I recorded several large audio wav files. I need to split them automaticaly into several smaller files. Each original file contains a regular sound pattern (something like a gong in the begining of each chapter). Is there any way how to detect this pattern (similarly like “noise reduction”) in all file and cut it or put a marker on its position? In short, I need one or the second way:
a)to choose a sound pattern and analyze all file and split it everytime the patterns occurs and save it in MP3 format
b) to choose a sound pattern (gong) and analyze all file and on every occurence of the pattern place a marker.
c) if audacity is not capable to do it, could you recommend other software which can do it?
Silence detection function doesn’t work well - the record is spoken speech, so there are regular silences due to the intonation of the speech.
You may need different software. Audacity can’t recognize sound patterns and make decisions. Sound events are usually a lot more complicated than anyone thinks and you need a human somewhere in the process to do the recognition.

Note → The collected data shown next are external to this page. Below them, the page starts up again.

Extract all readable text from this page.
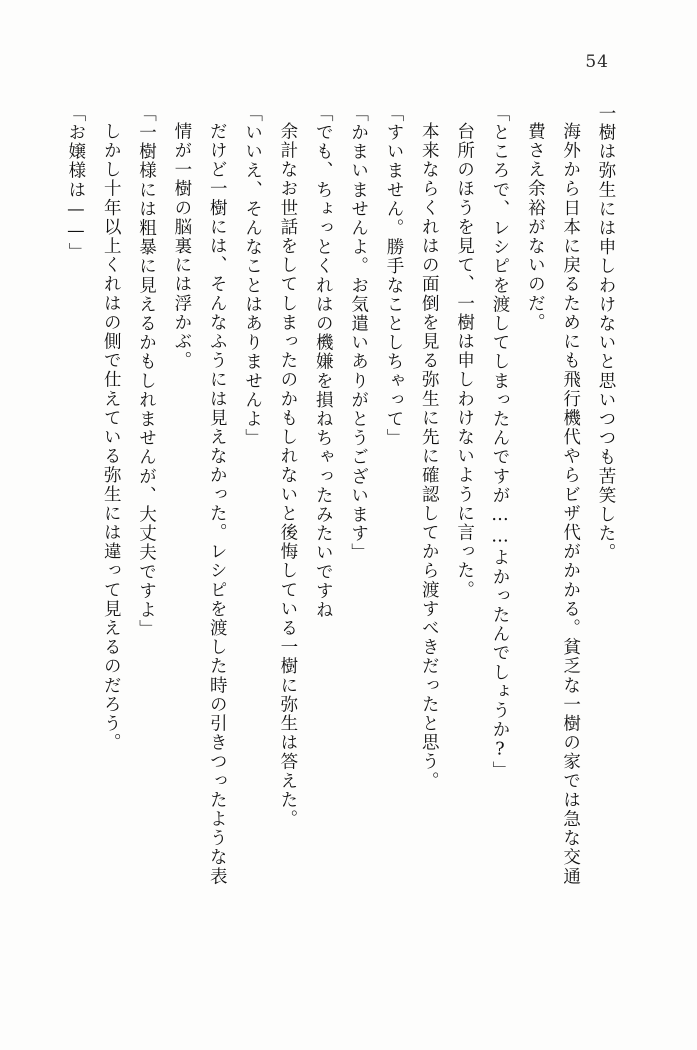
54

一樹は弥生には申しわけないと思いつつも苦笑した。

海外から日本に戻るためにも飛行機代やらビザ代がかかる。貧乏な一樹の家では急な交通費さえ余裕がないのだ。

「ところで、レシピを渡してしまったんですが……よかったんでしょうか?」

台所のほうを見て、一樹は申しわけないように言った。

本来ならくれはの面倒を見る弥生に先に確認してから渡すべきだったと思う。

「すいません。勝手なことしちゃって」

「かまいませんよ。お気遣いありがとうございます」

「でも、ちょっとくれはの機嫌を損ねちゃったみたいですね

余計なお世話をしてしまったのかもしれないと後悔している一樹に弥生は答えた。

「いいえ、そんなことはありませんよ」

だけど一樹には、そんなふうには見えなかった。レシピを渡した時の引きつったような表情が一樹の脳裏には浮かぶ。

「一樹様には粗暴に見えるかもしれませんが、大丈夫ですよ」

しかし十年以上くれはの側で仕えている弥生には違って見えるのだろう。

「お嬢様は——」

There was a recent post where someone wanted to be able to recognize the difference between a male and female voice. Even that was harder than you think because most of the energy in human voices is common. Again snapping us back to a human who can tell immediately, but not so the machines.
Tell the Audacity "Find this pattern in all wav) - e.g. similar like features “Noise elimination” there also you will take a pattern and let analyze all record and remove all noise accordint that pattern.
The main problem is that the actual audio samples are not identical. You can record the exact same thing twice and the digital data won’t be identical because the samples are taken “randomly” on the analog time line. It’s not really “random” but it’s not correlated to the analog. (See [u]Digital Audio Fundamentals[/u].)
And in the real world the analog is never identical… For example, you can digitally-record yourself saying “hello” and make an exact digital copy of that, and if you subtract you’ll get silence. But if you record yourself saying “hello” twice there is a LOT of difference at the digital-sample level. Subtraction sounds exactly like addition (it sounds like a regular “mix” of both recordings… like a pair of twins saying “hello” together).